We also believe UCL’s general response falls short:

  1. Failures of governance and lack of accountability of senior management. This is not an isolated BSA problem, toxic cultures and systemic discrimination extend across several departments in the Bartlett Faculty. The union is representing an increasing number of serious cases across the Bartlett Faculty that concern competition between departments as well as within departments that leads to bullying and racist discrimination perpetrated by senior managers. We note that problems are often flagged in the process of appointing a Head of Department every four years and which are passed onto the Dean in anonymised form but which are ignored. Appointments lack transparency and often go ahead despite written complaints received. Harvard’s recent sexual harassment review noted the need for vetting candidates for leadership positions for allegations of misconduct . We reject scapegoating of junior members of staff.
  2. Lack of serious commitment by Heads of Department with EDI or EDI-washing has led to the harm of staff and students. Despite a lot of virtue-signalling after Black Lives Matter, staff are now calling for a new organisation, one that is built on UCL’s spirit of freedom and justice and as a global university, is reflective of the global majority in both the nature of teaching, and working. Exclusionary barriers need to be dismantled by active recruitment, retention and promotion of workers of BAME background and any grievances to be resolved and settled by the university in satisfactory ways that align with the law.
  3. End the use of ‘NDAs’, confidentiality clauses and management instructions to keep silent. ‘Non-disclosure agreements’ (often confidentiality clauses in settlement agreements) must not be used to prevent complaints and investigations. We are aware of active measures in BSA to prevent staff discussing the HB report among themselves. Will UCL commit to allowing staff or students who have signed such clauses in the past to break that clause in order for staff and students to file formal complaints as they have been requested to do? Another type of ‘NDA’ is little-discussed: a management instruction to existing staff to keep silent.
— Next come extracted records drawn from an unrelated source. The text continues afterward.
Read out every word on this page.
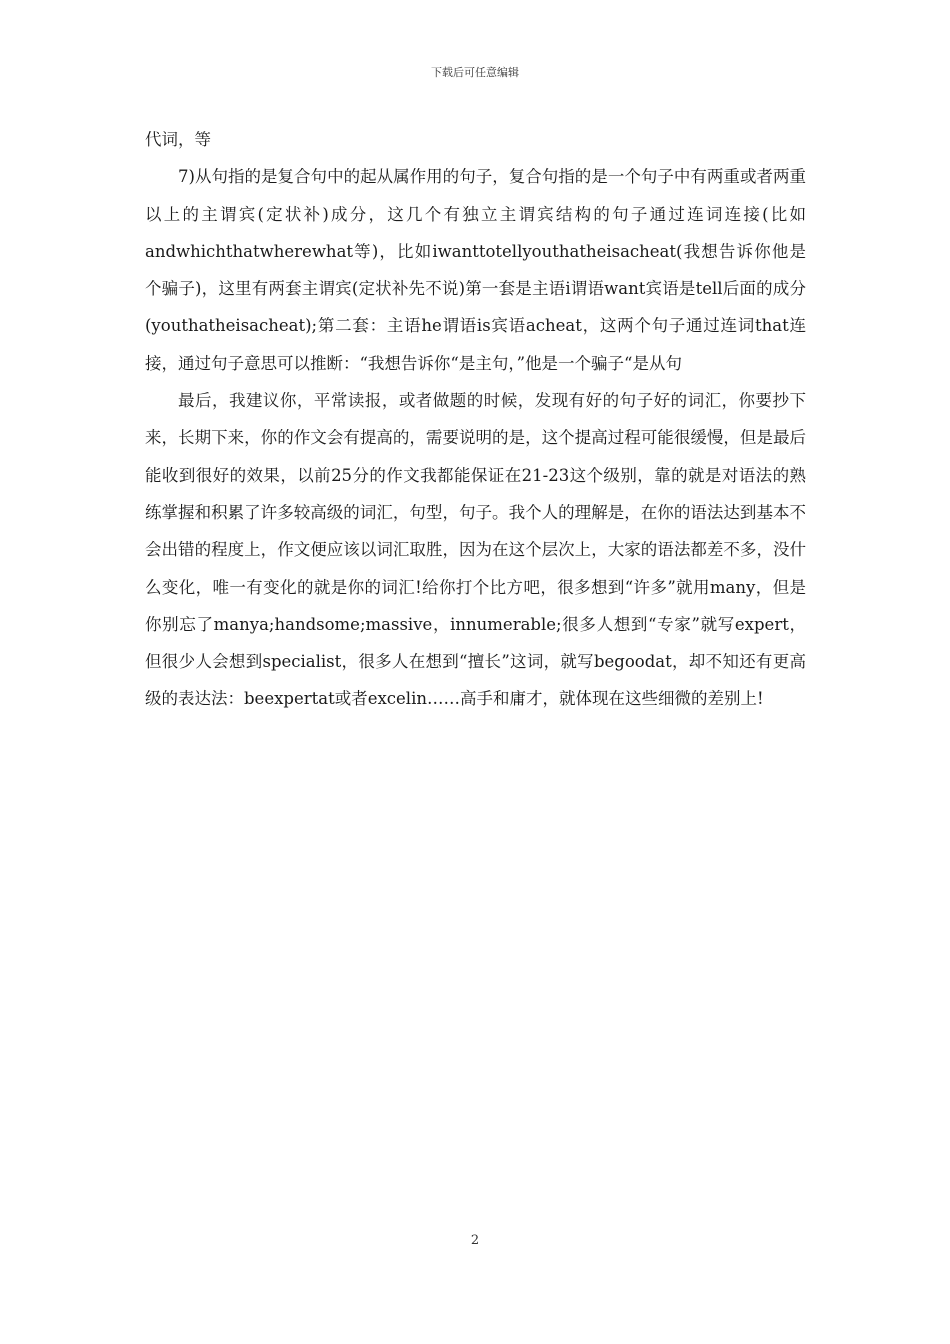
下载后可任意编辑

代词，等

7)从句指的是复合句中的起从属作用的句子，复合句指的是一个句子中有两重或者两重以上的主谓宾(定状补)成分，这几个有独立主谓宾结构的句子通过连词连接(比如andwhichthatwherewhat等)，比如iwanttotellyouthatheisacheat(我想告诉你他是个骗子)，这里有两套主谓宾(定状补先不说)第一套是主语i谓语want宾语是tell后面的成分(youthatheisacheat);第二套：主语he谓语is宾语acheat，这两个句子通过连词that连接，通过句子意思可以推断：“我想告诉你“是主句，”他是一个骗子“是从句

最后，我建议你，平常读报，或者做题的时候，发现有好的句子好的词汇，你要抄下来，长期下来，你的作文会有提高的，需要说明的是，这个提高过程可能很缓慢，但是最后能收到很好的效果，以前25分的作文我都能保证在21-23这个级别，靠的就是对语法的熟练掌握和积累了许多较高级的词汇，句型，句子。我个人的理解是，在你的语法达到基本不会出错的程度上，作文便应该以词汇取胜，因为在这个层次上，大家的语法都差不多，没什么变化，唯一有变化的就是你的词汇!给你打个比方吧，很多想到“许多”就用many，但是你别忘了manya;handsome;massive，innumerable;很多人想到“专家”就写expert，但很少人会想到specialist，很多人在想到“擅长”这词，就写begoodat，却不知还有更高级的表达法：beexpertat或者excelin……高手和庸才，就体现在这些细微的差别上!

2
It is time for UCL to say clearly that they won’t use their position as an employer to silence anyone - current staff, ex-staff or students.

We urge UCL to:

  1. Consider the need for root and branch reform to establish transparency in governance, accountability at the top, operational reform in HR, and due process for all. In particular, the vetting of leadership roles for past misconduct across the university.
  2. Directly involve the union in a community-driven endeavour between all stakeholders to review proposed reforms.
  3. Re-establish regular meetings (monthly) between BSA UCU reps/union members and management (Head of School, School Manager, HR, and finance).